# Negative core beliefs



## wane (Jun 9, 2010)

Just this month, I suddenly decided I dont want to listen to these negative thoughts in my head anymore. I had been working on my negative core beliefs. I suspect this could have something to do with it. I realise paroxetine has been eliminating the negative self talk for the past year, yet I noticed it reappearing recently. This got me motivated to start to work on CBT side of things again. I havent felt this good since I first began on paroxetine.
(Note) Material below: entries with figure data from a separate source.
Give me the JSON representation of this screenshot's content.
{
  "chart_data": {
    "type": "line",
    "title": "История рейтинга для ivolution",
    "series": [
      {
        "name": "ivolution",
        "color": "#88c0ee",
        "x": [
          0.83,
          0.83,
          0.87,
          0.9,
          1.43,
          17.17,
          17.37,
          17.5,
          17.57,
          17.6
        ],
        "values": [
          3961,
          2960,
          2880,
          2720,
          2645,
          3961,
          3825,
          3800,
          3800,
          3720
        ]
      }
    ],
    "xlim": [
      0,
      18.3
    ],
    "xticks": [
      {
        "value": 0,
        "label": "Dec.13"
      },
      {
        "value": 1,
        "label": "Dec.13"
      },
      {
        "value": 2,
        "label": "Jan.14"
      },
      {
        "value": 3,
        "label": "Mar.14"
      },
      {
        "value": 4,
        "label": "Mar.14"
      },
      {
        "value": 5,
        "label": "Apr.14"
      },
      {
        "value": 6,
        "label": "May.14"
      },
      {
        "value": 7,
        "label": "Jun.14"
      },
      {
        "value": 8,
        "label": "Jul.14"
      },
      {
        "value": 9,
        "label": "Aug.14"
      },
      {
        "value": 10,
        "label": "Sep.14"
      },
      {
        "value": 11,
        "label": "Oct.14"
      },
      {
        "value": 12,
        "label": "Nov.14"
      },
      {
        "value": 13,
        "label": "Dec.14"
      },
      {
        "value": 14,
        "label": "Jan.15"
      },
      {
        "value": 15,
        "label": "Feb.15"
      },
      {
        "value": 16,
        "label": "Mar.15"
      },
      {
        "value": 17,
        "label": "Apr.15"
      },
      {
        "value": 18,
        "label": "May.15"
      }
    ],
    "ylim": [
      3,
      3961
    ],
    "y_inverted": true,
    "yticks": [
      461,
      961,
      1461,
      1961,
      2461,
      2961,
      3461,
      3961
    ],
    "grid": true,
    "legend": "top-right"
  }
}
Has anyone else tried working on their negative core beliefs?


----------



## danberado (Apr 22, 2010)

Core beliefs are tricky... the perfect adversary. And when one overcomes them? Now that's a victory. Game on, sir, game on.


----------



## HipHopHead (Jun 17, 2010)

I try allll the time to think more positively.
when you think about anxiety and anxiousness its more often related to confidence or some sort of lack of belief in something
thinking positive thoughts and cutting down negatives and being easy on yourself makes a world of difference in the long run


----------



## bibi12 (Jul 1, 2010)

Actually, the recipe is quite simple: you only have the exchange the negative thoughts by the positive ones. But how exactly can you do that, if you thoughts run autopilot all the time? How to prevent the negative thoughts from reoccurring all by themselves?


----------



## leonardess (Jun 30, 2009)

^ this is where the distractions come in. as soon as you notice that you are having the thoughts (ideally, if you know you have an anxiety producing situation coming up, you start the distractions before the thoughts even come up), you distract yourself with some techniques that you have practiced on your own such as singing songs in your head or some such thing. this breaks the (somewhat circular) pattern that has been reinforcing the neural pathways for so long.


----------